Beppe Severgnini, Corriere della Sera 04/04/2013, 4 aprile 2013
LIBRAI INDIPENDENTI. REINVENTARE IL MESTIERE
Aprire un ristorante e gestire una libreria sono tentazioni dell’animo umano. Entrambe insidiose e affascinanti, ovviamente diverse. I libri non si mangiano, le pietanze non si conservano; e l’alimentazione digitale non è stata ancora inventata. Dietro le due attività c’è tuttavia una complessità spesso ignorata: approvvigionamenti, servizio, personale, ambiente, aggiornamento, capacità di intuire il gusto. La buona volontà non basta.
Un libraio non può non essere un lettore; un ristoratore deve saper mangiare (altrimenti non potrà apprezzare e aiutare lo chef). Ma bisogna imparare molte altre cose. Per questo esistono corsi di gestione del ristorante; e scuole per librai. I primi, diciamolo, vanno meglio.
Stanno per chiudersi (8 aprile) le iscrizioni al Corso di Alta Formazione in Gestione della Libreria della Scuola Librai Italiani: la settima edizione partirà il 6 maggio presso il Teatro dei Dioscuri di Roma. Le domande sono metà dell’anno scorso. È un delicato segnale d’incoscienza, non la prova di una crisi irreversibile della professione. Certo, le 2.500 librerie indipendenti affrontano concorrenti possenti: grandi catene, grande distribuzione, vendite online. Ma sono convinte di farcela, e hanno ragione. A una condizione.
Le librerie di domani non possono vendere solo libri ma, come spiega il vicentino Alberto Galla, presidente dell’Associazione Librai Italiani (Ali), «devono diventare luoghi dove si creano e si distribuiscono servizi immateriali in grado di migliorare la qualità della vita delle persone». Traduzione: luoghi dove la scuola, le imprese e le professioni incrociano le opere e gli autori, i lettori trovano scrittori e altri lettori, i bambini scovano libri interessanti (e un tappeto per sfogliarli in santa pace). Non è un’idea ingenua del futuro. È una strategia di sopravvivenza. L’alternativa è scomparire. Sta accadendo in America, che in queste faccende ci precede sempre. Nella parte centrale di Manhattan è rimasta solo la libreria Rizzoli. Il dio delle parole la conservi, ma non basta.
I librai italiani sanno i pericoli che corrono; ma non tutti, forse, hanno capito quant’è urgente reinventarsi il mestiere. Non c’è più margine di errore. Occorrono nuove tecniche commerciali e nuovi strumenti (quanti usano facebook e twitter per quanto valgono?). Occorre collaborazione tra librerie: il tempo dei solisti è finito. In Sardegna lo stanno facendo (bravi Aldo Addis & C!); ma non accade dovunque. Col nuovo libro ho girato quattordici regioni in sei mesi: lo so.

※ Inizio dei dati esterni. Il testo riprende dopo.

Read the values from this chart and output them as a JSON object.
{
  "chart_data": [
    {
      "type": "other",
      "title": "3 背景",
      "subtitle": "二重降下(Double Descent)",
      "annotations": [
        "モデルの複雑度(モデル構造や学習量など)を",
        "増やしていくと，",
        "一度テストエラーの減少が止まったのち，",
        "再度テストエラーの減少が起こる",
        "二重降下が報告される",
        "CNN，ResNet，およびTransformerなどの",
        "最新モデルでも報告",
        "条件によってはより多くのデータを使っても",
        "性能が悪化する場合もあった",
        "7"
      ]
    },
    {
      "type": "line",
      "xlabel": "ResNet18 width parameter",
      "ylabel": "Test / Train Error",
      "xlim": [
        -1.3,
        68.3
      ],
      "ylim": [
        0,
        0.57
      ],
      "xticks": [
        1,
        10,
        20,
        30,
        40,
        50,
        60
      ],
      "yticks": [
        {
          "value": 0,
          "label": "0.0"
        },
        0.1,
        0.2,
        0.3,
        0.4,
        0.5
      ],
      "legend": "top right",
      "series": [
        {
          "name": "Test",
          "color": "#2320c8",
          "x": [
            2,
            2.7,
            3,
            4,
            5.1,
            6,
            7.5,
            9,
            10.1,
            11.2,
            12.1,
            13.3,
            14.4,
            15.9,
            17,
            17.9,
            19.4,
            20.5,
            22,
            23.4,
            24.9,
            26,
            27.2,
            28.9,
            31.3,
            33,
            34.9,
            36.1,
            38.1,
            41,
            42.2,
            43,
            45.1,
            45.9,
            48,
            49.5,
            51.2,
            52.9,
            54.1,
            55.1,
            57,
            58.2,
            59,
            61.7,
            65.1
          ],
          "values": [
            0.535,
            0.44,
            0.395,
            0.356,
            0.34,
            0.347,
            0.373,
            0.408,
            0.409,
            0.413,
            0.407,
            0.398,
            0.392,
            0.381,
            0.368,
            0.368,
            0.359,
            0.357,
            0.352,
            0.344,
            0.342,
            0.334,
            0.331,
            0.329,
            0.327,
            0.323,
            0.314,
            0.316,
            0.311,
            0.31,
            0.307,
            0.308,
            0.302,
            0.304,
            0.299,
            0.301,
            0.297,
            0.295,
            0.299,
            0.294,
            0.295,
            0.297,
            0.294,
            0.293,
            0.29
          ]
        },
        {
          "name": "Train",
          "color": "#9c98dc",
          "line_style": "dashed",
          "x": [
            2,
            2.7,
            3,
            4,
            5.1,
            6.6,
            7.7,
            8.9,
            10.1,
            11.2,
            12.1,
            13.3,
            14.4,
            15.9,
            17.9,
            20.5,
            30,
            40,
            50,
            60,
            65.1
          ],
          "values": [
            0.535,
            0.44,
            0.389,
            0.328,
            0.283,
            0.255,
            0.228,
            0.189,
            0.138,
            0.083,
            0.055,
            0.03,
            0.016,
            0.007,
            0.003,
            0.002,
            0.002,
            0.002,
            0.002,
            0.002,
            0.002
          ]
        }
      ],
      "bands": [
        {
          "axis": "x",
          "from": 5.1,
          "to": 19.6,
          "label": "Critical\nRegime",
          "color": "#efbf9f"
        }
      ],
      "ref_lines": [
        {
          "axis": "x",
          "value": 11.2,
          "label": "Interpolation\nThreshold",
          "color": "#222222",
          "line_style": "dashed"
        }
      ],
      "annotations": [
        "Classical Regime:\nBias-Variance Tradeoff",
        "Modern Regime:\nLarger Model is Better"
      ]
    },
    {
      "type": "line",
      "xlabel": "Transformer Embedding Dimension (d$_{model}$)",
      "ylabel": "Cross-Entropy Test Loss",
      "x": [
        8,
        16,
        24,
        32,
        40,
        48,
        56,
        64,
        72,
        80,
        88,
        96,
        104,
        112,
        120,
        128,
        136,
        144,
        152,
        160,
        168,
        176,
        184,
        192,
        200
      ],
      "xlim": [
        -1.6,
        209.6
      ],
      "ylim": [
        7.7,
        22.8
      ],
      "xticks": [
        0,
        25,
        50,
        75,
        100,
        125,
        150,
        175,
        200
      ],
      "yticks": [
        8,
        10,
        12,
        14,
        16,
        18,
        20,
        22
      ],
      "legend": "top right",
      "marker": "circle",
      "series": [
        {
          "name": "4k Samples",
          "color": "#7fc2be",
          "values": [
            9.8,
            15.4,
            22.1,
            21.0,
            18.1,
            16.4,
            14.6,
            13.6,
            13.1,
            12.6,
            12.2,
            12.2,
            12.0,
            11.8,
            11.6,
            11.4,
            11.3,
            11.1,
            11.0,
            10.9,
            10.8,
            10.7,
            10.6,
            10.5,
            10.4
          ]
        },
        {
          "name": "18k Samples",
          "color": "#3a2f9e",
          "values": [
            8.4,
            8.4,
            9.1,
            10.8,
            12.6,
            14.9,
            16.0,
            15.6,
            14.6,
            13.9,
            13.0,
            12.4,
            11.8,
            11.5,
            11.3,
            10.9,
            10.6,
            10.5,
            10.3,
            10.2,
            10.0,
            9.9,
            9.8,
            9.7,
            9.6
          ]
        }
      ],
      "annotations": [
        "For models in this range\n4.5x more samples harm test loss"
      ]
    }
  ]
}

Editori e autori devono aiutare. L’editoria ricordi quanto è successo alla musica e alla cucina: la gente vuole conoscere/ascoltare musicisti e chef, in cambio offre attenzione e acquisti. Non dobbiamo vergognarci di offrirci ai lettori: sono i nostri padroni. Dobbiamo farlo con buonumore, buona organizzazione e buon senso. Incontri e presentazioni costano tempo e denaro. Non servono al nostro ego e al nostro rendiconto, ma a far girare pagine e parole.